Lake Sturgeon (Acipenser fulvescens)
- The Great Lakes – Upper St. Lawrence populations of Lake Sturgeon are endangered species. Saskatchewan – Nelson River populations are threatened, and the Southern Hudson Bay – James Bay populations are of special concern.
- Female sturgeon produce approximately four million eggs in their lifetime.
- Lake Sturgeon can live to be over 100 years old and can weigh 300lbs. With this long life span, it can take 15 years for males to reach maturity and 25 years for females.
Red-headed Woodpecker (Melanerpes erythrocephalus)
- The Red-headed Woodpecker is a special concern species often confused with other woodpecker species due to the red-head feature.

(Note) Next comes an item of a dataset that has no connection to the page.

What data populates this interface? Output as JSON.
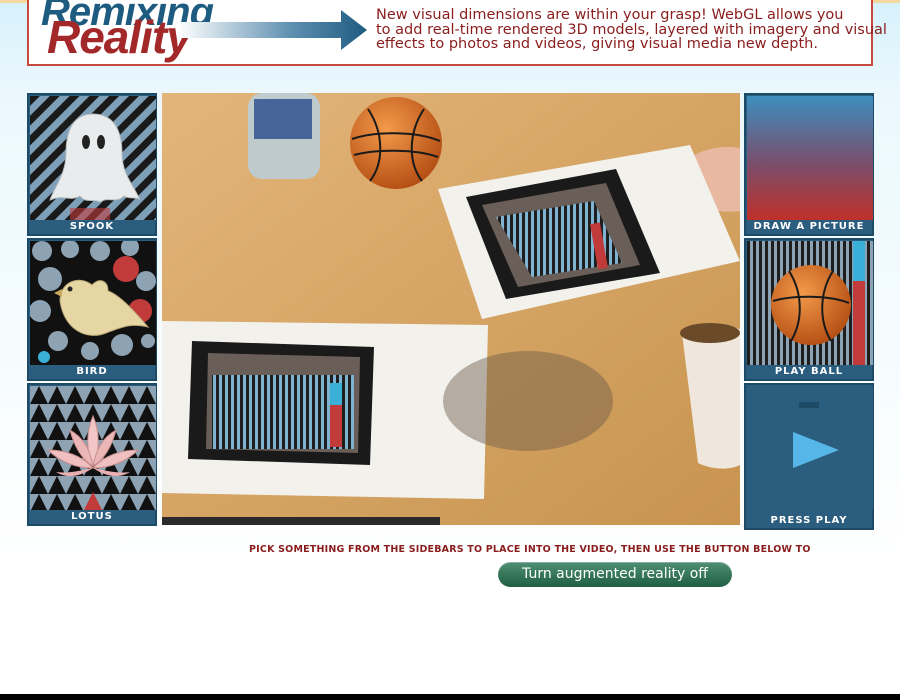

Many other woodpeckers in Canada have red areas on their heads.
- This species is one of four woodpeckers known to store food in wood, such as trees or logs.
- Unlike most birds which are easily distinguishable between the sexes, the red-headed woodpecker male and females are almost entirely indistinguishable, even in hand.
Here are a few of the many things that you can do to benefit wildlife in your region:
Learn more about the wildlife in your area. Perhaps, reading this blog post is the first step. Take it a step further and using Google, your local library, or time outdoors to learn what is around you and what you can do to support them.
Opt for native plants in your yard. They are best to support native wildlife and are already accustomed to local soil and weather conditions. Some wildlife species are are completely dependent on certain native plants
Watch where you are driving! With Spring starting there will be more animal crossings by deer, turtles, frogs, musk rats, and other animals. Paying attention to the road, following the speed limit in common wildlife crossing areas, and stopping to allow or aid animals in crossing all benefit wildlife.
Keep your cat indoors. The predation of cats cause a decline in bird populations across Canada and is an inarguable reason to keep your cats inside this Spring season. Not only is this safer for unsuspecting birds, but also for your cats.
Make a monetary donation or volunteer with local conservation or restoration organizations. This could take form in many different ways: from donating to a local school to build a native garden or plant native tree and shrub species to making monthly or annually donations to conservation initiatives.